Joseph Hazard’s Compendious History, the earliest English-language example of a Children’s Bible, provides a valuable glimpse into what a common English reader of the early 18th century might suppose the Bible taught. This popular book is based on a French original by Nicolas Fontaine, and the illustrations on engravings by Matthaus Merian. The second edition is reproduced here in a presentation very close to a facsimile, preserving many of the idiosyncrasies of typesetting and presentation (since these contribute significantly to the way the book conveys its interpretation of the Bible).

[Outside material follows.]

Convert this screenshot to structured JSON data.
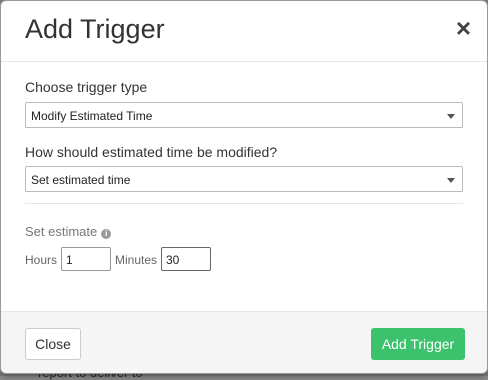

With numerous omissions, some repetition, and surprising selection of incidents, the Compenidous History opens a window into the state of biblical literacy in early Georgian England.
It will interest general readers, parents of literary-minded children, scholars of children’s literature, of 18th-century literature, of church history, of rewritten Bible and of the reception history of the Bible, and all who relish the peculiar cultural history of the English Bible.
About the author
A. K. M. Adam is Tutor of New Testament and Greek at St Stephen’s House, and College Lecturer in Theology at Oriel College, Oxford University; he has taught at Princeton Theological Seminary, Duke University, the University of Glasgow. His research involves the reception history of the Bible, hermeneutics, and biblical theology and ethics. He is the author of Flesh and Bones: Sermons and Making Sense of New Testament Theology.